Las identidades falsas, el nuevo ataque a las empresas
Durante mucho tiempo, hablar de ciberseguridad significaba hablar de cortafuegos, servidores y dispositivos. La imagen del atacante era casi cinematográfica: alguien intentando forzar una puerta digital desde fuera. Pero esa imagen ha quedado desfasada. Hoy, muchas de las amenazas más serias no llegan desde el exterior rompiendo barreras, sino que entran por la puerta principal, con credenciales en mano. La transformación digital ha traído consigo una realidad mucho más compleja: empleados en remoto, proveedores conectados, aplicaciones en la nube, bots, automatizaciones… Cada uno de estos elementos necesita una identidad digital para funcionar. Y ahí, precisamente, es donde los atacantes han encontrado su mayor oportunidad con las identidades falsas.
¿Para qué desarrollar un ataque sofisticado si basta con hacerse pasar por alguien de confianza?
Un ecosistema difícil de vigilar
Las organizaciones actuales gestionan un volumen de identidades que habría resultado inimaginable hace apenas diez años. Y no solo hablamos de empleados: aplicaciones, servicios en la nube, procesos automatizados… En muchas empresas, las identidades no humanas ya superan con creces a las de las personas.
El problema es que no todas reciben la misma atención. Cuentas con permisos excesivos, credenciales que llevan años sin rotarse, accesos activos que ya nadie necesita… Son descuidos que parecen menores, pero que para un atacante valen oro.
Identidades que no existen, pero funcionan
A todo esto se suma una tendencia que preocupa especialmente a los expertos: la proliferación de identidades sintéticas. Combinando datos reales con información fabricada, los ciberdelincuentes pueden crear perfiles lo suficientemente convincentes como para superar verificaciones básicas y mantenerse activos durante meses sin levantar sospechas.
No son simples cuentas falsas para fraudes puntuales.

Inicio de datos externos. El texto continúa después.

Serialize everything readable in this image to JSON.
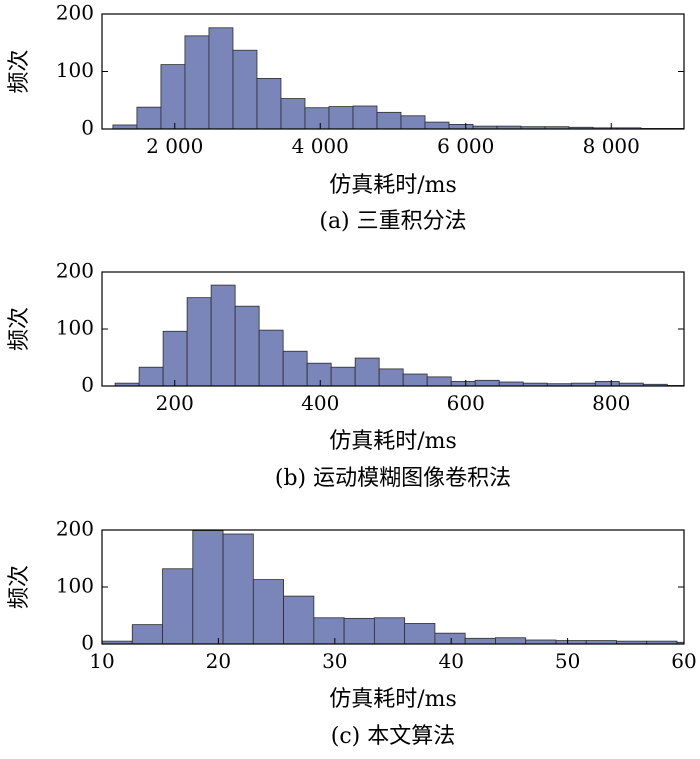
{
  "chart_data": [
    {
      "type": "bar",
      "caption": "(a) 三重积分法",
      "xlabel": "仿真耗时/ms",
      "ylabel": "频次",
      "xlim": [
        1000,
        9000
      ],
      "ylim": [
        0,
        200
      ],
      "xticks": [
        2000,
        4000,
        6000,
        8000
      ],
      "xtick_labels": [
        "2 000",
        "4 000",
        "6 000",
        "8 000"
      ],
      "yticks": [
        0,
        100,
        200
      ],
      "ytick_labels": [
        "0",
        "100",
        "200"
      ],
      "bin_start": 1150,
      "bin_width": 330,
      "values": [
        7,
        38,
        112,
        162,
        176,
        137,
        88,
        53,
        37,
        39,
        40,
        29,
        23,
        12,
        8,
        5,
        5,
        4,
        4,
        3,
        2,
        2,
        1,
        1
      ]
    },
    {
      "type": "bar",
      "caption": "(b) 运动模糊图像卷积法",
      "xlabel": "仿真耗时/ms",
      "ylabel": "频次",
      "xlim": [
        100,
        900
      ],
      "ylim": [
        0,
        200
      ],
      "xticks": [
        200,
        400,
        600,
        800
      ],
      "xtick_labels": [
        "200",
        "400",
        "600",
        "800"
      ],
      "yticks": [
        0,
        100,
        200
      ],
      "ytick_labels": [
        "0",
        "100",
        "200"
      ],
      "bin_start": 118,
      "bin_width": 33,
      "values": [
        5,
        33,
        96,
        155,
        177,
        140,
        98,
        61,
        40,
        33,
        49,
        30,
        21,
        16,
        8,
        10,
        7,
        5,
        4,
        5,
        8,
        5,
        3,
        1,
        1,
        1
      ]
    },
    {
      "type": "bar",
      "caption": "(c) 本文算法",
      "xlabel": "仿真耗时/ms",
      "ylabel": "频次",
      "xlim": [
        10,
        60
      ],
      "ylim": [
        0,
        200
      ],
      "xticks": [
        10,
        20,
        30,
        40,
        50,
        60
      ],
      "xtick_labels": [
        "10",
        "20",
        "30",
        "40",
        "50",
        "60"
      ],
      "yticks": [
        0,
        100,
        200
      ],
      "ytick_labels": [
        "0",
        "100",
        "200"
      ],
      "bin_start": 10,
      "bin_width": 2.6,
      "values": [
        5,
        34,
        132,
        199,
        193,
        113,
        84,
        46,
        45,
        46,
        36,
        19,
        10,
        11,
        7,
        6,
        6,
        5,
        5,
        3,
        1,
        1
      ]
    }
  ]
}
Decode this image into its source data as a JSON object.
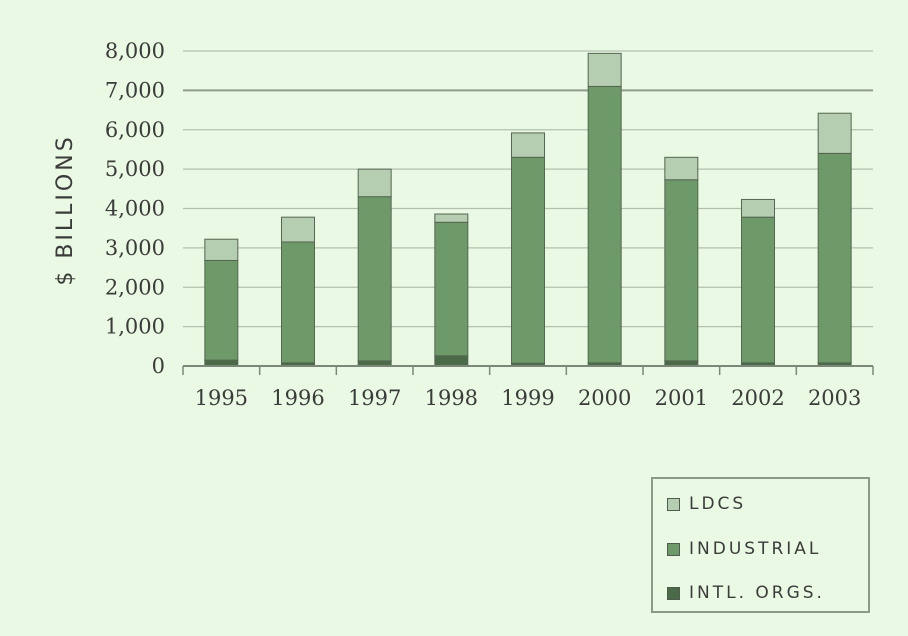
{
  "chart_data": {
    "type": "bar",
    "stacked": true,
    "ylabel": "$ BILLIONS",
    "ylim": [
      0,
      8000
    ],
    "yticks": [
      "0",
      "1,000",
      "2,000",
      "3,000",
      "4,000",
      "5,000",
      "6,000",
      "7,000",
      "8,000"
    ],
    "ytick_values": [
      0,
      1000,
      2000,
      3000,
      4000,
      5000,
      6000,
      7000,
      8000
    ],
    "categories": [
      "1995",
      "1996",
      "1997",
      "1998",
      "1999",
      "2000",
      "2001",
      "2002",
      "2003"
    ],
    "series": [
      {
        "name": "INTL. ORGS.",
        "color": "#4a6a48",
        "values": [
          150,
          80,
          130,
          260,
          70,
          80,
          130,
          80,
          80
        ]
      },
      {
        "name": "INDUSTRIAL",
        "color": "#6e9a6a",
        "values": [
          2530,
          3070,
          4170,
          3390,
          5230,
          7020,
          4600,
          3700,
          5320
        ]
      },
      {
        "name": "LDCS",
        "color": "#b5cdb0",
        "values": [
          540,
          630,
          700,
          210,
          620,
          840,
          570,
          450,
          1020
        ]
      }
    ],
    "grid": true,
    "legend_position": "bottom-right"
  },
  "legend": {
    "items": [
      {
        "label": "LDCS",
        "color": "#b5cdb0"
      },
      {
        "label": "INDUSTRIAL",
        "color": "#6e9a6a"
      },
      {
        "label": "INTL. ORGS.",
        "color": "#4a6a48"
      }
    ]
  }
}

Pueden usarse para infiltrarse en plataformas corporativas, ganarse la confianza de empleados o colarse en procesos internos clave. Y con la inteligencia artificial acelerando su sofisticación, distinguir una identidad real de una fabricada es cada vez más difícil.

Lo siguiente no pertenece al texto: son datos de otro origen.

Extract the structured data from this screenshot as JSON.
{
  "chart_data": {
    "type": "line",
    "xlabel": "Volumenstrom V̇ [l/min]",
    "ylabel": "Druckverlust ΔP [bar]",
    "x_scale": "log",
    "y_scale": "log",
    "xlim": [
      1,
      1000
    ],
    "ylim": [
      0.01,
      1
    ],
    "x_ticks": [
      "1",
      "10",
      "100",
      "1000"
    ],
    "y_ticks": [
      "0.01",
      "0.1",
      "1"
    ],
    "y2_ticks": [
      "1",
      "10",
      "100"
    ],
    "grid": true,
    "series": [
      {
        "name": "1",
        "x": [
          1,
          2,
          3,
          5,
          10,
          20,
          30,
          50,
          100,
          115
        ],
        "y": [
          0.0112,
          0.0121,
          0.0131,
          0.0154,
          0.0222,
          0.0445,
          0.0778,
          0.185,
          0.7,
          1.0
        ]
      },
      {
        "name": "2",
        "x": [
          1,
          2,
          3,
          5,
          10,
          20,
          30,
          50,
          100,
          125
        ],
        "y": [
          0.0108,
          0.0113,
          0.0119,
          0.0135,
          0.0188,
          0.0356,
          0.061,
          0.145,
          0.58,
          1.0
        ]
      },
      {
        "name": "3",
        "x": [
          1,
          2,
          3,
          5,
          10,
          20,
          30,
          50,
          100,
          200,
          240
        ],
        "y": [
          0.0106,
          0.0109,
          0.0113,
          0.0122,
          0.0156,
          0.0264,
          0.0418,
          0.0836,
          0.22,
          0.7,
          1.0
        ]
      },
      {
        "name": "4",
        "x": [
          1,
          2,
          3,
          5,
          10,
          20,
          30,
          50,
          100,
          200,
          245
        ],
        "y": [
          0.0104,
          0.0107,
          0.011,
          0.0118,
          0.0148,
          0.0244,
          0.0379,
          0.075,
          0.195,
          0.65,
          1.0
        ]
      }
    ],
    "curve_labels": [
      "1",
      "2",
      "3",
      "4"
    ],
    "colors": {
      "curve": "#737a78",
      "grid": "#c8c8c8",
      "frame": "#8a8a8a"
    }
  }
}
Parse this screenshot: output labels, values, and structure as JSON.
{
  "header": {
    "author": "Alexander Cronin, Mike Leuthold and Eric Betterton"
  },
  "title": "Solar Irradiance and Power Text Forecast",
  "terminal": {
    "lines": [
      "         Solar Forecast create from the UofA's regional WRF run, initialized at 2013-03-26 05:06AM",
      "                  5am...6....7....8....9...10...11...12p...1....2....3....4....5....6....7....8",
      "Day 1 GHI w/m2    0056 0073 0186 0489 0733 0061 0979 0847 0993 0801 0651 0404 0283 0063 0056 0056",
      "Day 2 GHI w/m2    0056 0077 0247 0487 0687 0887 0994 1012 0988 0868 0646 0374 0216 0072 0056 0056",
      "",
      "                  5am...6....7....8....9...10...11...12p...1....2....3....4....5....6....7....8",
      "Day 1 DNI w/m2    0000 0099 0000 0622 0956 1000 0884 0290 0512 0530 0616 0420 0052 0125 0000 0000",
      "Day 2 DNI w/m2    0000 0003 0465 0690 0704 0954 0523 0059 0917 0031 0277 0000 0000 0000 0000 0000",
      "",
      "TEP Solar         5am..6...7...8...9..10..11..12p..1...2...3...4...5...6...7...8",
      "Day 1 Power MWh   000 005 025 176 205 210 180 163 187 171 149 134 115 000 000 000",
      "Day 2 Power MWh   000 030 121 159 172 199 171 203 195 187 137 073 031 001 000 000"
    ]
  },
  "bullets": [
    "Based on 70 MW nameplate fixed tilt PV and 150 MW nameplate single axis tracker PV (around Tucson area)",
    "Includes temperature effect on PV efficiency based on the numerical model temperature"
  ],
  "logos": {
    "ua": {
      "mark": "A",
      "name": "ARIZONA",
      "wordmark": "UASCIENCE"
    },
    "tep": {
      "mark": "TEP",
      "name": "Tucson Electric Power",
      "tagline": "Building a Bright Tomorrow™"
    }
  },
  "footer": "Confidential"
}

El ataque que no parece un ataque
Lo que hace especialmente peligroso este tipo de amenaza es su invisibilidad. Cuando un atacante accede con credenciales válidas, muchos sistemas de seguridad simplemente no lo detectan: no hay intrusión evidente, no hay comportamiento anómalo en los primeros momentos. El intruso puede moverse con calma, ampliar privilegios y recopilar información sin activar ninguna alerta.
No hace falta romper la cerradura si tienes una copia de la llave.
La IA multiplica el reto
La inteligencia artificial está transformando la manera en que las empresas operan, pero también está ampliando la superficie de riesgo. Los agentes inteligentes, los asistentes virtuales y los sistemas automatizados necesitan acceder a aplicaciones y bases de datos corporativos. Eso significa más identidades, más privilegios, más puntos de entrada que gestionar.

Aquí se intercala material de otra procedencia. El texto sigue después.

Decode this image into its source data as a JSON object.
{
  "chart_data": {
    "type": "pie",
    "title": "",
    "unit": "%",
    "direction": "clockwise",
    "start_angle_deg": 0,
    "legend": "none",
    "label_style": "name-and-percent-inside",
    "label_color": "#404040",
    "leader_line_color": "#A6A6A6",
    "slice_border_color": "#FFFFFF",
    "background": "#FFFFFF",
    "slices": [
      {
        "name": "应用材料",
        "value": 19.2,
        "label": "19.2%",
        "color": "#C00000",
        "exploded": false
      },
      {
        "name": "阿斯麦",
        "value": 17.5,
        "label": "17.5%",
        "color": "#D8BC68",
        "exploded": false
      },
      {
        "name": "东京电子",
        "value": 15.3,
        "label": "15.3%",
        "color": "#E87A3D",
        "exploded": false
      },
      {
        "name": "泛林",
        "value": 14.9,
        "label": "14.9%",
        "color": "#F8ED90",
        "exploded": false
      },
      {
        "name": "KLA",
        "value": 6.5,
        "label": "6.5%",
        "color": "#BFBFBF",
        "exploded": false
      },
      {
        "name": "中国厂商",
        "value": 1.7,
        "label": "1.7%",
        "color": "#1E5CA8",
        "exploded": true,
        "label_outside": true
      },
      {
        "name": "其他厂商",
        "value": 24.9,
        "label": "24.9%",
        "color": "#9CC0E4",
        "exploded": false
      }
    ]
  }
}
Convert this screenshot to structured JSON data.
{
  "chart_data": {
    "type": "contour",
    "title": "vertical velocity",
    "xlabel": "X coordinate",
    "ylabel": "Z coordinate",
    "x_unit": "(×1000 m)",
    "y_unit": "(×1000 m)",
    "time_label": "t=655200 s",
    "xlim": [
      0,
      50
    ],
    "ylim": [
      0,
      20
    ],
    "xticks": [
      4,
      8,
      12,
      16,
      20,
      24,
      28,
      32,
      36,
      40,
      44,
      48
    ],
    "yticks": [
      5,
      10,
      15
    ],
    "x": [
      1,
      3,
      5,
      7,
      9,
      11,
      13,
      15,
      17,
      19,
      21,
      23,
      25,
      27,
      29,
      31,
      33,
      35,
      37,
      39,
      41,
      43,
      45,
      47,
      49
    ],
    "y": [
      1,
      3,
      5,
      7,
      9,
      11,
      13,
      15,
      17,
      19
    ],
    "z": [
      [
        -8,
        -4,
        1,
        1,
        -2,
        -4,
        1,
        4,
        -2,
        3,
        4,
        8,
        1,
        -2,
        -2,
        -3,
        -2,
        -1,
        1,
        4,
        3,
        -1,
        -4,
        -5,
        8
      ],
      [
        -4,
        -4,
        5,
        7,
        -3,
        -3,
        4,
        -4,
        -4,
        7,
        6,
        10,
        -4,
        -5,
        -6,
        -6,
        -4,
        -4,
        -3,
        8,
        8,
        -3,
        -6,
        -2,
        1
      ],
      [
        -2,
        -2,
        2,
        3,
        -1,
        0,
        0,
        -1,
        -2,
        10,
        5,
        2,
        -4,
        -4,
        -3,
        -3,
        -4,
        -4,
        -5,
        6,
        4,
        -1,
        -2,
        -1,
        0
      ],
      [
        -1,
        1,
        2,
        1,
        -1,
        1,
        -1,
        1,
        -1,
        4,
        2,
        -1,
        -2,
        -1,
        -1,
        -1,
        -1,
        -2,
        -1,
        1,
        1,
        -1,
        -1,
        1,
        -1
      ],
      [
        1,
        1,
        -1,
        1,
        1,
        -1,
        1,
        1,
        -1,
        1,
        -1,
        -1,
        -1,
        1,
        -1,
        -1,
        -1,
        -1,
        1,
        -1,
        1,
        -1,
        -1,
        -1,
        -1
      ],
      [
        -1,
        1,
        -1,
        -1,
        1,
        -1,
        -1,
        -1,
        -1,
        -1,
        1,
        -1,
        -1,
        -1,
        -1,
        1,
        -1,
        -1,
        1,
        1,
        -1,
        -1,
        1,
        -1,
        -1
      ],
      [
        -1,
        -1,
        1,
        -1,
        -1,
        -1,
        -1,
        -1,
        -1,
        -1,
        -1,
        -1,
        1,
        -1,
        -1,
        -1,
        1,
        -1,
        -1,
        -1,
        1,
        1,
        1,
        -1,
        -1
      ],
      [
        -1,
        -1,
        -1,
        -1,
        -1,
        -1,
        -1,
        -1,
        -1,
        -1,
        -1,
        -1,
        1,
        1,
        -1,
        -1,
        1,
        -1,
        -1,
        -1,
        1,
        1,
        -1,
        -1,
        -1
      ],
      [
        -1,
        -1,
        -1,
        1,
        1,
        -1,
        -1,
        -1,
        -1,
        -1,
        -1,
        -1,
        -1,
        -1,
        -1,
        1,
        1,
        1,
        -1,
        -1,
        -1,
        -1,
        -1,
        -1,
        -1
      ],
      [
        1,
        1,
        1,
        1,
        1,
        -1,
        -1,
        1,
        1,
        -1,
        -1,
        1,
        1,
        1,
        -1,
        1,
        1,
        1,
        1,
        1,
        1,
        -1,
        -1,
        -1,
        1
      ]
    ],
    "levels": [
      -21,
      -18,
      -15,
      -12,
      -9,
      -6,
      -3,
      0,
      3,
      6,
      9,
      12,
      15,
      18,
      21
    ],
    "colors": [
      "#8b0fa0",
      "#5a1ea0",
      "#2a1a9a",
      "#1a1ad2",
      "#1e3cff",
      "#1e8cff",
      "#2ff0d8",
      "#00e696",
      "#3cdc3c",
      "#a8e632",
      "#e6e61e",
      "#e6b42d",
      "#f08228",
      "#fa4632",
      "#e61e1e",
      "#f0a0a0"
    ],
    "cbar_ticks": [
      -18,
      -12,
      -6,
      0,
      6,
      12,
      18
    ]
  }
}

Si esas identidades no están bien gobernadas, se convierten en un objetivo prioritario. Y cuantos más accesos existen, más difícil es mantener una visión clara de quién puede hacer qué.
La pregunta que toda empresa debería hacerse
Frente a este panorama, cada vez más organizaciones están adoptando enfoques donde ningún acceso se considera seguro por defecto. La autenticación multifactor, el principio de mínimo privilegio, la revisión continua de permisos y la monitorización del comportamiento son medidas que van ganando terreno.
Pero antes de cualquier tecnología, hay una cuestión más básica: la visibilidad. No puedes proteger lo que no ves. Y muchas empresas todavía no saben con exactitud cuántas identidades operan en sus entornos ni qué nivel de acceso tienen.
En un ecosistema donde personas, aplicaciones e inteligencia artificial conviven y se interconectan, la identidad se ha convertido en uno de los activos más estratégicos, y también más vulnerables, de cualquier organización.
Porque el verdadero reto ya no es solo evitar que alguien entre. Es saber, con certeza, quién —o qué— hay realmente detrás de cada acceso.